A pirate ship captures a treasure of 1000 golden coins. The treasure has to be split among the 5 pirates: 1, 2, 3, 4, and 5 in order of rank. The pirates have the following important characteristics:
* Infinitely smart.
* Bloodthirsty.
* Greedy.
Starting with pirate 5 they can make a proposal how to split up the treasure. This proposal can either be accepted or the pirate is thrown overboard. A proposal is accepted if and only if a majority of the pirates agrees on it.
What proposal should pirate 5 make?
The idea behind the solution to this puzzle is that a pirate will accept a proposal only if he knows that in case he would not accept the proposal, he would get less of the treasure.

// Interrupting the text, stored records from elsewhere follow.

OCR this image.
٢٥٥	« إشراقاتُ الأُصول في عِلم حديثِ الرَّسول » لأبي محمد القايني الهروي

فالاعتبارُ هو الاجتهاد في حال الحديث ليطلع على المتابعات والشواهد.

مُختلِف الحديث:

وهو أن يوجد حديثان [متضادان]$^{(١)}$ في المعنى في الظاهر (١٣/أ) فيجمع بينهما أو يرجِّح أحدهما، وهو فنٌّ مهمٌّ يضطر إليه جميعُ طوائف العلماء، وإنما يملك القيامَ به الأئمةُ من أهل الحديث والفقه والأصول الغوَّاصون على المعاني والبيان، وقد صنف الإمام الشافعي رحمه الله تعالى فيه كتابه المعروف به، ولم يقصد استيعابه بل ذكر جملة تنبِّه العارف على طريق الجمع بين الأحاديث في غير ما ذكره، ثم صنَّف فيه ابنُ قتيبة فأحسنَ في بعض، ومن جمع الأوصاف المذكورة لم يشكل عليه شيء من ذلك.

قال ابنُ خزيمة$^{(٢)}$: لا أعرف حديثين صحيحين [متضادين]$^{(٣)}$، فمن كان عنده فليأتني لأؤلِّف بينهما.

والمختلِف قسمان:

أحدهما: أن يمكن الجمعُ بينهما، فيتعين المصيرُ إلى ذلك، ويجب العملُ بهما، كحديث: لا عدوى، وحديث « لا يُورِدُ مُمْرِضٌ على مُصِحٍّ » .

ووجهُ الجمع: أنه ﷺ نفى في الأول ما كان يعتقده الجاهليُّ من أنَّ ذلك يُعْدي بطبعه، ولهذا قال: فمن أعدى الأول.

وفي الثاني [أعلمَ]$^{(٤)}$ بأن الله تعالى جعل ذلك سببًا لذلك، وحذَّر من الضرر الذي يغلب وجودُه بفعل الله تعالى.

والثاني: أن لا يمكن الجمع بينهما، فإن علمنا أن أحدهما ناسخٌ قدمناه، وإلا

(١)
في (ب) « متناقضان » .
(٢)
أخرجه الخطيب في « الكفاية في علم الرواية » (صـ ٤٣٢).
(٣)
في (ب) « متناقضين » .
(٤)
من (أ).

If pirate 1 would be the only one left, he would get all the golden coins. If only pirates 1 and 2 would be left, pirate 2 would die for sure, since pirate 1 is bloodthirsty and will reject all proposals of pirate 2 (since he will get all coins anyway). So:
When also pirate 3 would still be alive, he needs the agreement of one of the other two. Pirate 2 will agree with every proposal since, as we have seen, he would die if he didn’t. So pirate 3 should propose to keep everything for himself.
When we have four pirates, pirate 4 should make two other pirates agree with his proposal. So he proposes to give one coin to pirate 1, one coin to pirate 2, and the rest to himself. Pirates 1 and 2 will accept the proposal, since they are greedy, and if they wouldn’t accept, they would get less.
But as we know, there are five pirates. If pirate 5 gives both pirate 1 (or 2) and pirate 3 one coin more than in the previous case, they are willing to accept the proposal. Then a majority (three out of five) of the pirates will support the proposal, and pirate 5 can keep the rest of the treasure to himself.
Conclusion: Pirate 5 should propose to give two coins to pirate 1 (or 2), one coin to pirate 3, and the remaining 997 coins to himself.